The summer of 2015 was dominated by block buster super hero movies and a return to the Jurassic. Over shadowed by its bigger siblings Tomorrow Land was largely overlooked. If this movie was not on your radar here is the official movie description from Disney Studios:
Whenever Casey Newton (Britt Robertson) touches a lapel pin with the letter T on it, she finds herself transported to Tomorrowland, a city filled with huge robots and sleek buildings. The gifted young woman recruits the help of scientist Frank Walker (George Clooney), a previous visitor to Tomorrowland, who years ago made a startling discovery about the future. Together, the two adventurers travel to the metropolis to uncover its mysterious secrets.

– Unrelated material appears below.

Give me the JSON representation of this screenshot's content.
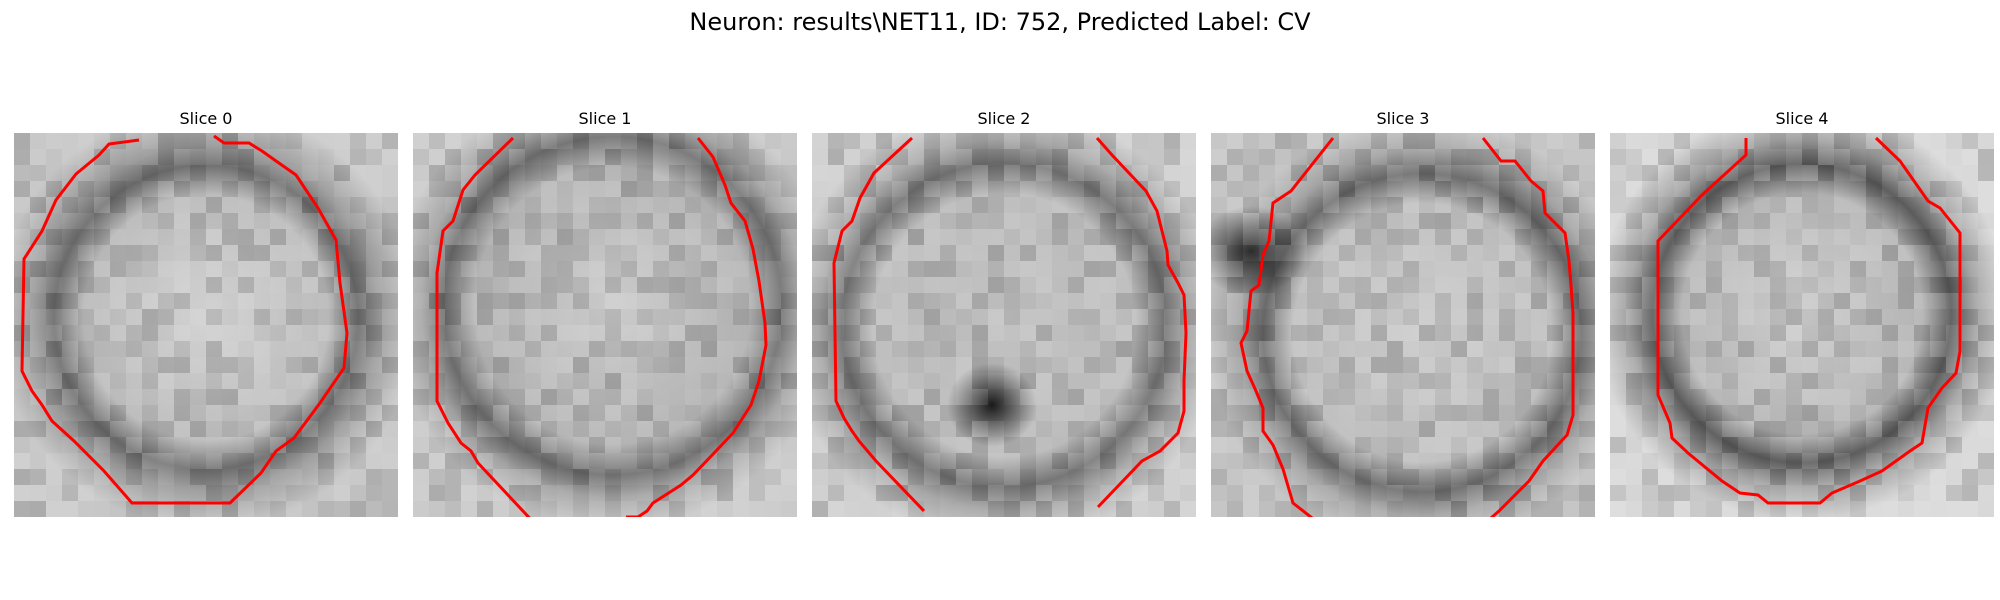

The few trailers that were released for this film were vague and confusing. Unfortunately the plot twist half way through the movie was such a big secret that the trailers could not do this movie justice. Marketing of this film via social media and stunts enabling junior Imagineeers to contribute ideas for a better future could have given this movie a much needed bump in interest. Even with the retro sixties nostalgia of the 1964 New York World’s Fair the response to the film was paltry. Disney as usual offers us a lush world with a compelling story; a future full of optimism and science. Too many times the attention to detail and affects like these are applied to movies that are targeted towards teens and adults. This film was in every scene tailored to families. Which I believe is why this movie was panned by most critics. Tomorrow Land seems off handedly to have no teeth. From the beginning of this film we know the main characters were not speaking to the adults of today but the children dreamers who will one day be the leaders of tomorrow. They warned of a day to come where a large calamity will soon hit mankind. But they reassure us that there is still time to affect change.
My family chose to watch this movie at home instead of in the theater and I now regret that decision. The many scenes depicting a city amongst the clouds or the hope that the city embodied would have been much more effective on a large screen than on a personal device. This film also explored lofty ideas that do not have their day in most popular child friendly formats. Positive ideas verses negative ideas permeating our modern lives and how they affect the hope for the future is explored. The development and use of science and technology used for the greater good is touched upon as well. Adding to these overarching themes we also find day dreamers and creatives being allowed to work together unhindered for the promise of a better future. The writers also decided to explore a story of young love and betrayal or rather programming versus artificial intelligence.
Lofty Ideals permeate this movie assuming that children can understand that there is a choice between acting for oneself and acting for the good of all. Maybe that is ultimately why this movie did not do well in theaters. A PG movie about optimism and a future of hope instead of the endless city destroying sequences in super hero movies or post apocalyptic teen novel adaptations.
Now it’s time for my list of why this movie is worthy of your time.
- George Clooney
- Special Effects
- Eiffel tower rocket
- Jet Packs
- Friendly Robots
- Classic Disney
- 1964 New York World’s Fair
- Assumption that Kids are smart.
I wanted to love Tomorrowland. I really did. I went to the New York World's Fair in 1964 and rode Carousel of Progress (withe the theme song "It's a great, big beautiful tomorrow ..."). But Tomrrowland let me down. The whole premise is one Smart Guy who thinks he and his fellow Smart Guys are better than everyone else. Not only does he (unwittingly) bring about disaster, but he leaves everyone else to perish miserably. The wise, humble guy and the smart teenager finally save the day, but then they turn around and only invite Those Who Are Worthy - the Artistic or Intelligent!! They reestablish the closed, elitist community that they fought so hard! What about the Compassionate? The dedicated Hard Worker? The Farmer? The Mom? The Kind? Are they not fit to live in utopia? Do they not contribute to society? Have we no obligation to help those Less Fortunate Than Ourselves?
Yes, I got excited and passionate. But it's that very if-we-only-had-the-good-people-then-we'd-have-the-garden-of-Eden that causes many problems in our world. Yes, it is worthy for all 10 things on your list. But I mourn over what it could have been.